One-Eleven Flying Tips
Panel Manual VC extras Checklists Flying Tips

General Tips Auto Coupled Approach
  • The tail trim setting is important for takeoff.  For simplicity the 1-11 always used 3 degrees of nose up trim on takeoff, regardless of flap setting or weight. If you do not set the nose up trim, it will not rotate at the correct Vr speed.
    The Tail Trim gauge can be used to accurately set the nose up trim.  Click it to alter the trim setting.

  • Click the top half of one of the Thrust Index gauges to automatically set the correct index number before a take off.  Correct take off power is with Thrust Index reading 100% or above (too much thrust may result in engine overheat warnings unless Engine Top Temp is switched on)

  • If the runway is short or the atmospheric conditions may require it (hot / high altitude), switch on the water injection system to allow for more engine power to be used.

  • Flaps should always be set at 18 degrees, unless excess runway length permits 8 degrees.

  • Click the 'Speed Reference Chinagraph' on the left of the main panel to get the correct rotate speed (Vr) for the aircraft's current weight & flap setting.

  • The 'checklist' toggle button gives the essential settings needed for a takeoff.  Each setting is shown with a tick or a cross, making it easy to quickly check if your configuration is correct.

  • Normal speed for the climb is 300 kts, with the power setting not exceeding 94% RPM or continuous EGT not exceeding 540 degrees (green area). If the climb rate needs to be higher, reduce speed.
  • Normal cruise altitudes range from 18,000 ft to 32,000 ft.  Operational ceiling is 34,000 ft

  • Normal cruise speed is Mach 0.70 - 0.73.  Mach 0.77 is the maximum cruise speed.

  • With climb configuration set, the aircraft has a natural maximum altitude depending on its speed & weight.  It is usual to rise to higher cruise altitudes when fuel is burnt off.   If the tail trim is registering more than 0.8 deg nose up, you are probably pushing the model too high.  If the tail trim is going nose down, you are probably cruising too low.
  • Click the 'Speed Reference Chinagraph' on the left of the main panel to get the correct landing speed (Vat) for the aircraft's current weight.

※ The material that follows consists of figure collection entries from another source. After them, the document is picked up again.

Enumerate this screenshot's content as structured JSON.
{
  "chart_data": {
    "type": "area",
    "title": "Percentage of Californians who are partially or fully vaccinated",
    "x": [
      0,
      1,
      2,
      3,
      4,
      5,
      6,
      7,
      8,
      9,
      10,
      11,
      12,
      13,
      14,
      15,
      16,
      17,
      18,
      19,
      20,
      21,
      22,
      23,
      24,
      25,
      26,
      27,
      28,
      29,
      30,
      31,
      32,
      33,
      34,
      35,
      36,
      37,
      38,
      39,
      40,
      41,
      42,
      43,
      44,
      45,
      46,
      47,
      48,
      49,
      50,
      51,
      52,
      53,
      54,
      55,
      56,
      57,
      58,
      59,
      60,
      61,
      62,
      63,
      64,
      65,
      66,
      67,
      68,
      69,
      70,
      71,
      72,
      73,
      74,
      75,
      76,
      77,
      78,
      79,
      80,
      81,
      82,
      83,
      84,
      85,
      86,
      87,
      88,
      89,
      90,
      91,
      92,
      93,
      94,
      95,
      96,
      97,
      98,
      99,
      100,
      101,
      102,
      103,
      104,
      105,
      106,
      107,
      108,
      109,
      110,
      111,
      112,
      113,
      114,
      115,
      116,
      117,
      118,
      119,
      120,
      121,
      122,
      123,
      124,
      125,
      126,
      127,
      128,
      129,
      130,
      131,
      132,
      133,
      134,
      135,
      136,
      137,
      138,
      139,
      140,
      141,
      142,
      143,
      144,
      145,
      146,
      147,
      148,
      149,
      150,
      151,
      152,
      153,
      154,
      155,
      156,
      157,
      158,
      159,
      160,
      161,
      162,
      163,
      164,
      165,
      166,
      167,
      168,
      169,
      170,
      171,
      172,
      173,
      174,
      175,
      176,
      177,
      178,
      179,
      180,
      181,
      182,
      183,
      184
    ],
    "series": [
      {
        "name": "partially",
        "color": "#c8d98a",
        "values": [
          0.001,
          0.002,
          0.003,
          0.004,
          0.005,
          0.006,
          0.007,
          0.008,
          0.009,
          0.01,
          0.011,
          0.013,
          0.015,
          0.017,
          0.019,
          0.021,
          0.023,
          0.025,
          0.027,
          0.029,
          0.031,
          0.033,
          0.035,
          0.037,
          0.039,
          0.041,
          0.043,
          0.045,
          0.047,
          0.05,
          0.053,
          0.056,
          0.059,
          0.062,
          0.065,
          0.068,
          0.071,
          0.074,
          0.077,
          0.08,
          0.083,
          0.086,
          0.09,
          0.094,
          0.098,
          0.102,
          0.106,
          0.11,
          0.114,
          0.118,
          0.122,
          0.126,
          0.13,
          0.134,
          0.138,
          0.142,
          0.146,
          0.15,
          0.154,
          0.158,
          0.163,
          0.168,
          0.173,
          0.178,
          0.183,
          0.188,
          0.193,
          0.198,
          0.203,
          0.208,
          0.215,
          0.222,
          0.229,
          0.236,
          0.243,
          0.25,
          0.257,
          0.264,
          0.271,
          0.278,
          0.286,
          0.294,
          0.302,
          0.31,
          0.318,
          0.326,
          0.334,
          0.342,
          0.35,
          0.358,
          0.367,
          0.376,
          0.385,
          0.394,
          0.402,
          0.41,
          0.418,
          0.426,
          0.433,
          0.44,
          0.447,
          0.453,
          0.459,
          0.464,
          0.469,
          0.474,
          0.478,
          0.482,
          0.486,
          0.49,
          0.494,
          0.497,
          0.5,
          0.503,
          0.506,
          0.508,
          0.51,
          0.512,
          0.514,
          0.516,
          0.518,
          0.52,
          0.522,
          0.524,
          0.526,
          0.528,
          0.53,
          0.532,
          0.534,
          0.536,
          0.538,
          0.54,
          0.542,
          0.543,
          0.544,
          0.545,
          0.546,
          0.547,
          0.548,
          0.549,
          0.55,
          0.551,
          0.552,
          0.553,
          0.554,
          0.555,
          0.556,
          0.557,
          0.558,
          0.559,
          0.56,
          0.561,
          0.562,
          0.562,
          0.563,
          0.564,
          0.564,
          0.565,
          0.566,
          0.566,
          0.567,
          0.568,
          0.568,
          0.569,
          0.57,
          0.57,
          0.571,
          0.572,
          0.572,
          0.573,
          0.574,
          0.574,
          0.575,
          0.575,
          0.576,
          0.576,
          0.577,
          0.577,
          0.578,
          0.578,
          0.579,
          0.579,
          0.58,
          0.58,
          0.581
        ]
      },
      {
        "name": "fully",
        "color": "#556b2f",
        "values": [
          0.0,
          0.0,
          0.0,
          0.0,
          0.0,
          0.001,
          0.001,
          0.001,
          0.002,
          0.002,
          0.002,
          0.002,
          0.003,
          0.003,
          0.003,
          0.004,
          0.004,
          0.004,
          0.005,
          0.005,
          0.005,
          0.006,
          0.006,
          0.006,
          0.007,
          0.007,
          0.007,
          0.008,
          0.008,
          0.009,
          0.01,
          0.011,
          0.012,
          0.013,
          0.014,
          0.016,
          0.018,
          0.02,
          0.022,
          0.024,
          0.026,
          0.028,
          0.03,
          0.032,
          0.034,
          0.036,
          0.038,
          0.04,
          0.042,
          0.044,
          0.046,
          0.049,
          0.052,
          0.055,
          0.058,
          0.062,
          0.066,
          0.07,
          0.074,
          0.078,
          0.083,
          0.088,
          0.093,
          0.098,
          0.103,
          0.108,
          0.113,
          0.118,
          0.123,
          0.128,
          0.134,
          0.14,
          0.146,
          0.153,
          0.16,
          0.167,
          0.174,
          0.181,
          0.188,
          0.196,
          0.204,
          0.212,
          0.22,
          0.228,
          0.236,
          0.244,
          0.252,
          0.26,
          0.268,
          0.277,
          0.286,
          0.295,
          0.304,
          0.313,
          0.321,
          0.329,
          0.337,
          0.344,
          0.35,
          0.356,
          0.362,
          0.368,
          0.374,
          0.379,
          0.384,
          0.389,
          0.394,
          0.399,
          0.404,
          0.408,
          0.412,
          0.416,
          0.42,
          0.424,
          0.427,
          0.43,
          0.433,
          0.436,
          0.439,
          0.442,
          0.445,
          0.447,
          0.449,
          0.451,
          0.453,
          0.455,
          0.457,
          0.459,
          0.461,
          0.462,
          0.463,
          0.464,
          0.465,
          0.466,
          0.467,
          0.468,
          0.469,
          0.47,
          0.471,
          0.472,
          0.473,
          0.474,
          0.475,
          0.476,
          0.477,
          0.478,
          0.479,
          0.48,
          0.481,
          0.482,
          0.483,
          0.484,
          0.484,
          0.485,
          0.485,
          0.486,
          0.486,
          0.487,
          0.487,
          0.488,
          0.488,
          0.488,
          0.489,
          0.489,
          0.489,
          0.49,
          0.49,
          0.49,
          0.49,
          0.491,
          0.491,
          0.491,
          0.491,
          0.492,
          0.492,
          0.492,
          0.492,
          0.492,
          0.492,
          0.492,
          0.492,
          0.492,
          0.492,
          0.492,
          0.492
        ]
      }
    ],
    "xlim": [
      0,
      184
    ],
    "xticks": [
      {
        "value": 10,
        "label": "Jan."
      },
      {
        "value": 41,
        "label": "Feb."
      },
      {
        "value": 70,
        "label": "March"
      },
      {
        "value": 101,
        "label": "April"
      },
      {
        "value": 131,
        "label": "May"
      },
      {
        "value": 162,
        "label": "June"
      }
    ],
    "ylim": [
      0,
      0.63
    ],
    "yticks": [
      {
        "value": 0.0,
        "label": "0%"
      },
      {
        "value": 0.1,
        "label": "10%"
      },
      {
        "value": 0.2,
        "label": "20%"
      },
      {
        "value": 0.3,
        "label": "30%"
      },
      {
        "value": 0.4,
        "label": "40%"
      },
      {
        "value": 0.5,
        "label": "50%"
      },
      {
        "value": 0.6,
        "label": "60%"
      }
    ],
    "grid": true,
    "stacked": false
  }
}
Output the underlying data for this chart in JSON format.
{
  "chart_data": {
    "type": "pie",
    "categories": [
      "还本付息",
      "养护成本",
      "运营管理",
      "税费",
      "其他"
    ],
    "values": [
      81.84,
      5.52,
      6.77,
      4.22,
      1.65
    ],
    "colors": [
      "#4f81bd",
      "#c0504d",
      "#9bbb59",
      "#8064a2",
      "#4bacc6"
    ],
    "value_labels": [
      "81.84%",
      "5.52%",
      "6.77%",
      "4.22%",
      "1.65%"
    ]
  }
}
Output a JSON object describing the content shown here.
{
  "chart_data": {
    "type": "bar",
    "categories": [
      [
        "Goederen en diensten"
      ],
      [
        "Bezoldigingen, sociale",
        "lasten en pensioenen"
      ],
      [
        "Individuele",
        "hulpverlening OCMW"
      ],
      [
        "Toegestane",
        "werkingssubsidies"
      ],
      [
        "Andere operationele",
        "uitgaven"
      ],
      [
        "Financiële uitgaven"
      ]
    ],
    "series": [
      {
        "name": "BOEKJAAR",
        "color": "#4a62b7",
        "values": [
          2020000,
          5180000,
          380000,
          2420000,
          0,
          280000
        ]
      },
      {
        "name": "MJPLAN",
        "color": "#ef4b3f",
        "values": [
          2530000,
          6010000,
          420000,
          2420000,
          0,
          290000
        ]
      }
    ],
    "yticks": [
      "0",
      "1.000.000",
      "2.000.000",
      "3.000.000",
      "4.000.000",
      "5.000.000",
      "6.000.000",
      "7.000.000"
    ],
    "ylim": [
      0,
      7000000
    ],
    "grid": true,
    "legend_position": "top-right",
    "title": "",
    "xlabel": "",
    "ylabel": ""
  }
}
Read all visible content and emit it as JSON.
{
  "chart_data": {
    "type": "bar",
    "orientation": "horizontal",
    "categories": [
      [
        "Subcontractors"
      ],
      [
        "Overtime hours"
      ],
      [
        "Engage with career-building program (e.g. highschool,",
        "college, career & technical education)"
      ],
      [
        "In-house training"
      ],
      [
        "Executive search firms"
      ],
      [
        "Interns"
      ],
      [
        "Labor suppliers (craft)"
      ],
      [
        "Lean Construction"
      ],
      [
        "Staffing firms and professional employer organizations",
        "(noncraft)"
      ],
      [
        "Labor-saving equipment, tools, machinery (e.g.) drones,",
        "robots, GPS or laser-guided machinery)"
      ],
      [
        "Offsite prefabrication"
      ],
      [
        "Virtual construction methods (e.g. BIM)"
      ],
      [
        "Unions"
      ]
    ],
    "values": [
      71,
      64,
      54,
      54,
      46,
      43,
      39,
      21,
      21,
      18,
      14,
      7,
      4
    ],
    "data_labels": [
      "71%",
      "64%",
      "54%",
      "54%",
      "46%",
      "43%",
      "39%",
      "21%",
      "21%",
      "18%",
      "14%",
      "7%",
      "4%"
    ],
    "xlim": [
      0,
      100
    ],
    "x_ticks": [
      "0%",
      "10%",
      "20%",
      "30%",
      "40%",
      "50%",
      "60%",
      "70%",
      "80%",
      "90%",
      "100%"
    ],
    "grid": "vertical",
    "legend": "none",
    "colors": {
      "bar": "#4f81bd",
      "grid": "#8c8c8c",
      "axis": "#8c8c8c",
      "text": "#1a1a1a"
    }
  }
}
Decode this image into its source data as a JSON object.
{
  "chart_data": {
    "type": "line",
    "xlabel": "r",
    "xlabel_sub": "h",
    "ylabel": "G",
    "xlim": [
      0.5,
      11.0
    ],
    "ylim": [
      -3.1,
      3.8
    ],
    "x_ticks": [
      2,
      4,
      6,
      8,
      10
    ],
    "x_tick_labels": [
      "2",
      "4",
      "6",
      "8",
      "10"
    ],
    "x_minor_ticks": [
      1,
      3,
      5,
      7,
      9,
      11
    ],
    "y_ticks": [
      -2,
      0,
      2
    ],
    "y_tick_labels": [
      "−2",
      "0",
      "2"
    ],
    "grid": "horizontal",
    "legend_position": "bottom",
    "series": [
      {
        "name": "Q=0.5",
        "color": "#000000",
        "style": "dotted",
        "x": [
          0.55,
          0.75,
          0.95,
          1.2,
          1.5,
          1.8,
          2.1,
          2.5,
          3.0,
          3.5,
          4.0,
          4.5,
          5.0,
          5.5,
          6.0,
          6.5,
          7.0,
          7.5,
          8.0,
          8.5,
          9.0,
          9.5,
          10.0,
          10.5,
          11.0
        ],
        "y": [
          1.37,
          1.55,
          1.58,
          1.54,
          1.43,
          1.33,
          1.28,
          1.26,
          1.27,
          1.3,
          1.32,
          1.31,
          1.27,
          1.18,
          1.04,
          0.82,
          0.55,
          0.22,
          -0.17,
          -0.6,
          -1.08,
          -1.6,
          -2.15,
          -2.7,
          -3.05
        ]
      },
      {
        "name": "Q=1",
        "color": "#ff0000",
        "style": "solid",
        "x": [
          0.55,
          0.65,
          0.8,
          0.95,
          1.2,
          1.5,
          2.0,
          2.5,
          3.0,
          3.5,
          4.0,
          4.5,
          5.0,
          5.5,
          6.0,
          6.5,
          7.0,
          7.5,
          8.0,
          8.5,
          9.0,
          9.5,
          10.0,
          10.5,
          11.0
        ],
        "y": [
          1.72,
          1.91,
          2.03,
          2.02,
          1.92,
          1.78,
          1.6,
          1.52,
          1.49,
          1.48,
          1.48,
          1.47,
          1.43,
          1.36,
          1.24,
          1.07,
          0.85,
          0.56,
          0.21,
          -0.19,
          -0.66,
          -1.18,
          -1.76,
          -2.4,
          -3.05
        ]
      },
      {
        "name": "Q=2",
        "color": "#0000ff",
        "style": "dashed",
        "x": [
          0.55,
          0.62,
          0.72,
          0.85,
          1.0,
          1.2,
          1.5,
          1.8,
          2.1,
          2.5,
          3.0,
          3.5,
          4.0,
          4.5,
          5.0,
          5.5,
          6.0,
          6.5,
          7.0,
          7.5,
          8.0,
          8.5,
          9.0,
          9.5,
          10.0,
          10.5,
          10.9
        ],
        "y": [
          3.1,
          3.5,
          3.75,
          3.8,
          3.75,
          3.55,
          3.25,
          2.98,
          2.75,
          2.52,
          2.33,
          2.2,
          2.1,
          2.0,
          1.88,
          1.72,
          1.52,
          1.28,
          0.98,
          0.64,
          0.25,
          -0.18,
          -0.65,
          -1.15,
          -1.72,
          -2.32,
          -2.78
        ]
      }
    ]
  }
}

  • It is normal to use a constant engine RPM between 83% to 86% during approach & landing (depending on weight). Approach at Vat+40, 16 degrees flap.

  • Speed at Vat+40, select 26 degree flap when the GS indicator is between 2nd & 1st dot.

  • Speed at Vat+20, select 45 degree flap when the GS indicator is passed 1st dot.

  • The flaps will cause some nose down attitude.  Compensate with nose up trim.  It is normal for the model to need around 4-5 degrees of nose up trim with full flaps selected.

  • When flying at the correct speed on the glideslope, the One-eleven should be level, showing zero degrees of pitch on the Attitude Indicator.

  • Be aware of the maximum landing weights & their speeds.  While the aircraft can land safely at full weight, over weight landings were only done in an emergency. Normal landing weights will give Vat speeds of between 115 & 135 kts.

  • This 1-11 does not have auto spoilers.  Extend spoilers when main wheels are down.  Lift dumpers will also extend when aircraft is on the ground (except 200 series).

  • For best results with landing the 1-11, it was normal to leave the power on until just before touchdown, rather than using a prolonged hold off with large flare.  It is normal to touchdown fairly flat, almost on all three wheels.

Range, Payload & Fuel
  • With a maximum payload, the amount of fuel must be limited to keep below the maximum takeoff weight (MTOW)
    The model is set up for maximum range, with a full fuel load & a light payload.  If you would like to carry more payload, you will need to reduce the fuel to make MTOW.

  • Maximum payload is 26,000 lb for the 500,  23,000 lb for the 510 & 20,500 lb for the 475.

  • The models are all set up to be under MTOW, with maximum fuel load by default.